CISA Audit and Assurance: IT Audit Frameworks, Evidence, and Control Testing

ISACA structures the audit process in five phases. Planning: define scope (what systems, processes, and time periods are in scope?), set objectives (what questions will the audit answer?), conduct risk assessment (where is risk highest — focus resources there), develop audit programme (test procedures and sample sizes). Fieldwork: gather evidence through observation (watching processes happen in real time), inquiry (interviewing personnel — corroborate with other evidence), inspection (reviewing documents, logs, configurations), reperformance (independently re-executing a control to verify it works). Reporting: communicate findings to management, classify deficiencies by severity (observation, finding, significant finding, material weakness — material weakness means a control cannot prevent or detect a material misstatement), issue formal report with management responses and remediation commitments. Follow-up: verify that remediation actions were completed.

CISA holders must comply with ISACA's IS Audit Standards, which set minimum requirements for audit work. The Code of Professional Ethics requires: support the implementation of appropriate standards, perform duties with objectivity and due care, serve stakeholders in a lawful and honest manner, maintain confidentiality of information acquired in audits, support professional education, inform appropriate parties of illegal activity discovered, do not engage in conduct that discredits the profession. Auditor independence is the cornerstone of audit credibility. Organisational independence means the audit function reports to the board or audit committee, not to the executives being audited. Individual independence means the auditor has no financial interest in, or personal relationship with, the auditee that would bias judgment.
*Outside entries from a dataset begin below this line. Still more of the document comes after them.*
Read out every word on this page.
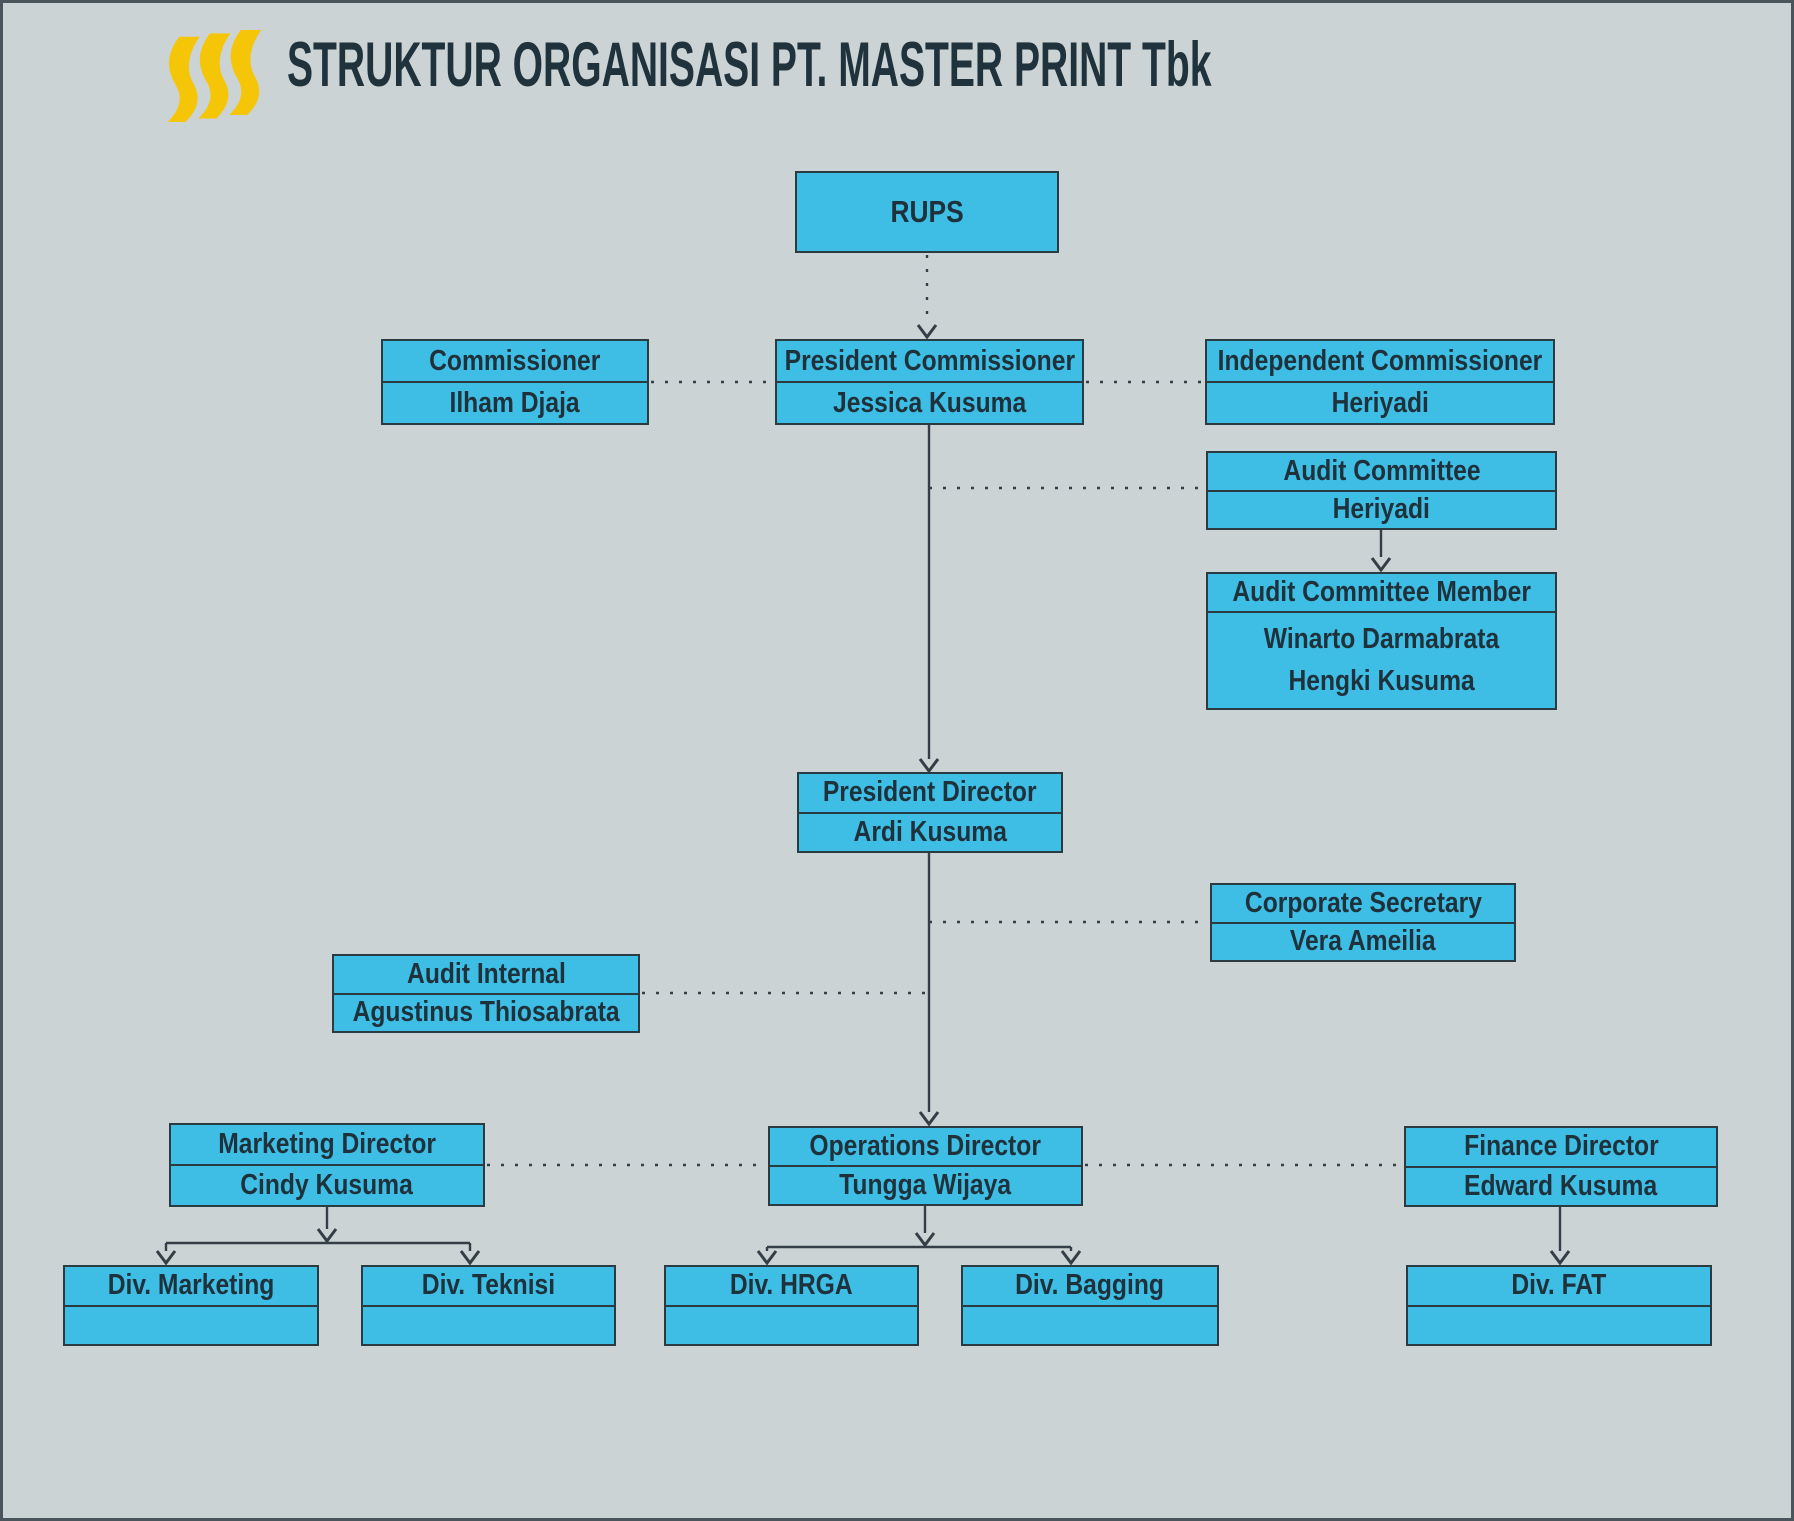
STRUKTUR ORGANISASI PT. MASTER PRINT Tbk
RUPS
Commissioner
Ilham Djaja
President Commissioner
Jessica Kusuma
Independent Commissioner
Heriyadi
Audit Committee
Heriyadi
Audit Committee Member
Winarto Darmabrata
Hengki Kusuma
President Director
Ardi Kusuma
Corporate Secretary
Vera Ameilia
Audit Internal
Agustinus Thiosabrata
Marketing Director
Cindy Kusuma
Operations Director
Tungga Wijaya
Finance Director
Edward Kusuma
Div. Marketing	Div. Teknisi	Div. HRGA	Div. Bagging	Div. FAT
CISA candidates need to understand the major IT governance and control frameworks. COBIT 2019 (Control Objectives for Information and Related Technologies): a governance and management framework published by ISACA itself. It organises IT governance into five domains: Evaluate, Direct, Monitor (governance), and Align, Plan, Organise; Build, Acquire, Implement; Deliver, Service, Support; Monitor, Evaluate, Assess (management). COBIT maps goals from enterprise level down to IT processes and specific control objectives — useful for justifying controls in audit findings. ISO/IEC 27001: international standard for information security management systems (ISMS). Annex A lists 93 controls across four themes. Certification requires documented implementation and third-party audit. ITIL (IT Infrastructure Library): service management framework — focuses on service delivery quality, not security controls per se, but overlaps with change management and availability controls.
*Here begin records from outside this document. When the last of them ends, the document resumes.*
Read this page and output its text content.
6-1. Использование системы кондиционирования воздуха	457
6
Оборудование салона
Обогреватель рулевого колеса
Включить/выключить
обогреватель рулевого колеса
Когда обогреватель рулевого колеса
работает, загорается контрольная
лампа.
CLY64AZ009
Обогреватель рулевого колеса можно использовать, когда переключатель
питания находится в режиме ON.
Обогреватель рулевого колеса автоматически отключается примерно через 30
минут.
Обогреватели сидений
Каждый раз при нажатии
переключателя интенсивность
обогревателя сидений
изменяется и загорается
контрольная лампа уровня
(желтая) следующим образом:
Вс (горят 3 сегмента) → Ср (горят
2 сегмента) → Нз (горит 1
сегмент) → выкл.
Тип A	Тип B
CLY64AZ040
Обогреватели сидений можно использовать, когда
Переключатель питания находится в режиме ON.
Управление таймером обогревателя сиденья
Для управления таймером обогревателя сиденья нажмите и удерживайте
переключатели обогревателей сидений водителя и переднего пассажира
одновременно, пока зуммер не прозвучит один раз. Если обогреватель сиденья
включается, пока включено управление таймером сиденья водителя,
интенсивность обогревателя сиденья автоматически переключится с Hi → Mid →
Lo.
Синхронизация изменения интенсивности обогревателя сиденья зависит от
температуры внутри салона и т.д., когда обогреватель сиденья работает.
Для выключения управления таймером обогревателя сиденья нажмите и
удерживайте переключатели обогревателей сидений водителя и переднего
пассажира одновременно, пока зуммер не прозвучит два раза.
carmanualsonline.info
Risk assessment in audit context: identify threats to information assets (confidentiality, integrity, availability), assess likelihood and impact, determine inherent risk (before controls), assess control effectiveness, determine residual risk (after controls). Control types: preventive (stop the error before it happens — access controls, input validation), detective (identify errors that occurred — logs, reconciliations, exception reports), corrective (fix errors identified — backup restoration, patch management). Control testing approaches: test of design (is the control designed to prevent the risk?), test of operating effectiveness (is the control working correctly every time?). Sampling: statistical sampling allows inference to the whole population; non-statistical sampling uses auditor judgment. For high-risk controls, auditors typically require larger samples and may require 100% population testing.

BC/DR auditing is a major CISA domain. Key audit objectives: Is there a documented BCP/DRP? Has it been tested within the past 12 months? Are RTOs and RPOs defined per system and aligned with business impact analysis? Is the alternate processing site tested and viable? Are backup tapes/snapshots stored offsite and tested for restorability? Audit evidence for BCP: BIA document (identifies critical processes and recovery priorities), test exercise reports (tabletop exercises, simulation exercises, full failover tests), backup logs and restoration test records, vendor contracts for cloud failover capacity. Common findings: BCP exists but has never been tested; recovery time assumptions are not based on actual timed tests; critical systems have no documented RTO; offsite backups are not encrypted.